À la fin du premier tome de cette trilogie, Lovelace, une intelligence artificielle née à bord du vaisseau Voyageur, se transfère dans un corps synthétique, un « kit ». L’adaptation ne va pas sans mal, les limitations de ce corps l’étouffent, et elle ne sent pas elle-même, ne sait pas (plus ?) qui elle est. À ses côtés, Poivre la tech, qui tente de l’aider au mieux. Mais Poivre lutte avec ses propres démons : ancienne enfant esclave, humaine améliorée destinée à trimer toute sa vie dans une usine sous la surveillance des Mères, des IA dont les seules fonctions sont surveiller et punir, elle a survécu par miracle. Ces deux-là vont se battre pour leur liberté, pour se construire une identité, pour conquérir leur dignité.
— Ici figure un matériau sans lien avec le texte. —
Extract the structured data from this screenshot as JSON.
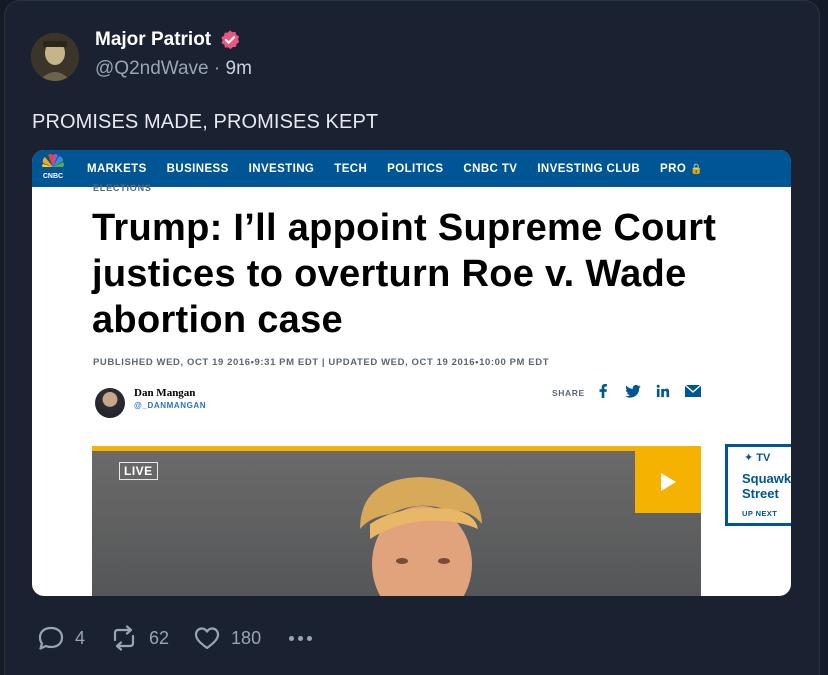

Les chapitres naviguent entre les personnages, distillant petit à petit le passé de Poivre qui nous permet de mieux connaître et comprendre la jeune femme, mais éclaire également les difficultés de Sidra (Lovelace). L’adaptation et l’intégration sont au cœur du récit, dans cette société interplanétaire, interespèces, fondamentalement multiculturelle. S’y ajoute une interrogation plus personnelle, que les deux protagonistes vont devoir résoudre : « qui suis-je vraiment ? ». Les notions d’humanité, d’intelligence, de l’Autre, d’amitié, de fidélité, sont évoquées avec subtilité et d’émotion.
On ne retrouve pas dans ce second volume les autres membres de l’équipage du Voyageur, mais l’univers est bien le même, avec ses nombreuses races extraterrestres, dont chacune possède des caractéristiques et une culture bien à elle. Si ce tome peut quasi se lire indépendamment du premier, il serait dommage de se priver des formidables personnages qu’il présente, et du background important qui sert de toile de fond à Libration.
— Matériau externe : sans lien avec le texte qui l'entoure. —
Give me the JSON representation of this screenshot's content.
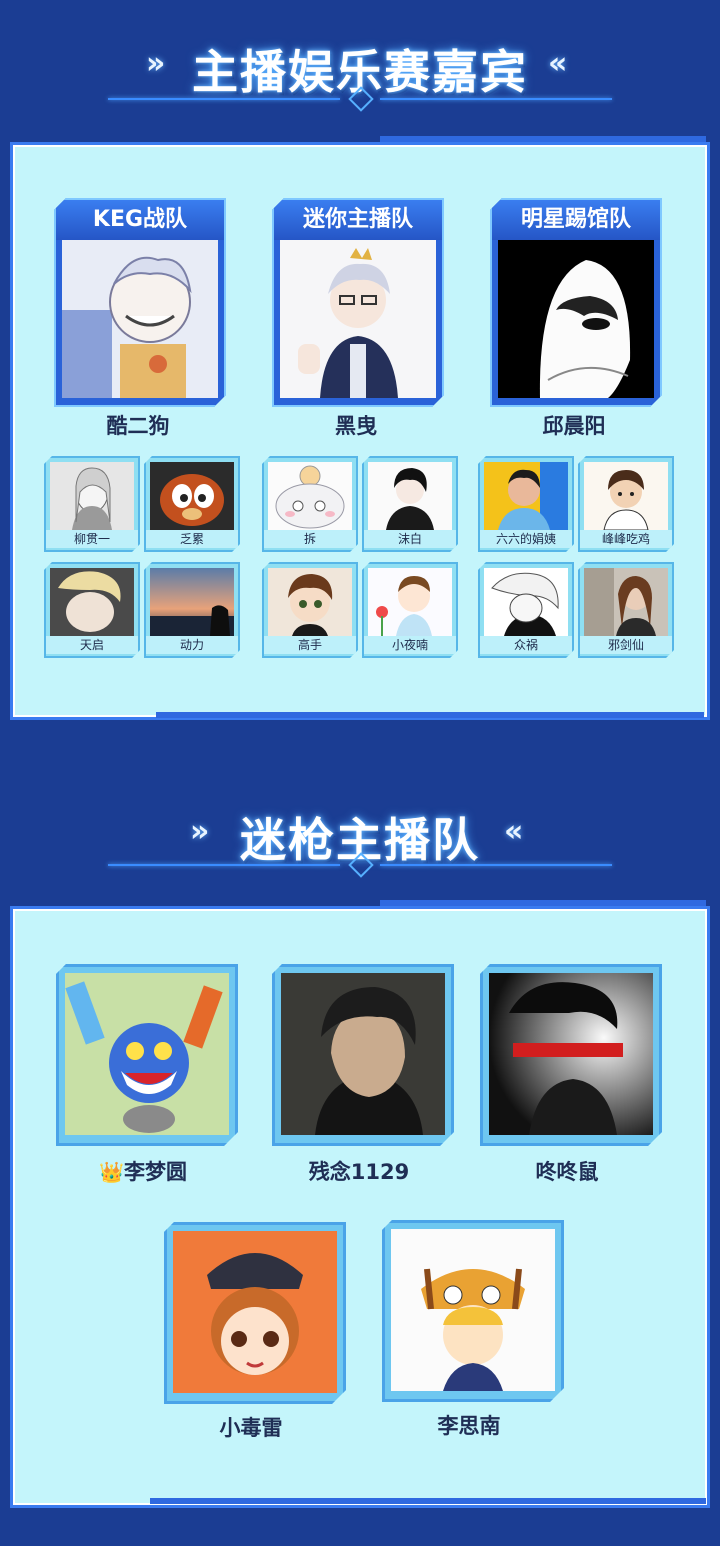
{
  "section1": {
    "title": "主播娱乐赛嘉宾",
    "chevron_left": "»",
    "chevron_right": "«",
    "teams": [
      {
        "name": "KEG战队",
        "captain": "酷二狗",
        "members": [
          "柳贯一",
          "乏累",
          "天启",
          "动力"
        ]
      },
      {
        "name": "迷你主播队",
        "captain": "黑曳",
        "members": [
          "拆",
          "沫白",
          "高手",
          "小夜喃"
        ]
      },
      {
        "name": "明星踢馆队",
        "captain": "邱晨阳",
        "members": [
          "六六的娟姨",
          "峰峰吃鸡",
          "众祸",
          "邪剑仙"
        ]
      }
    ]
  },
  "section2": {
    "title": "迷枪主播队",
    "chevron_left": "»",
    "chevron_right": "«",
    "crown_icon": "crown-icon",
    "members": [
      "李梦圆",
      "残念1129",
      "咚咚鼠",
      "小毒雷",
      "李思南"
    ]
  },
  "colors": {
    "background": "#1b3d93",
    "panel": "#c4f5fb",
    "accent": "#2a62d8",
    "text": "#1f2e55"
  }
}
Ce n’est pas un roman d’action, mais de réflexion, d’intelligence, de bienveillance. Sans aucune mièvrerie, l’autrice nous passionne pour la vie des deux héroïnes, leurs souffrances, leurs difficultés, mais également leurs joies, leurs luttes, leurs victoires. Si l’histoire est très centrée sur Poivre et Sidra, les personnages secondaires ne sont pas en reste, en particulier Tak qui se révèle bien plus complexe qu’il n’y semblait, et Bleu, l’artiste compagnon de Poivre, dont on découvre le passé, lié à celui de la tech.
Prix Hugo de la meilleure série littéraire.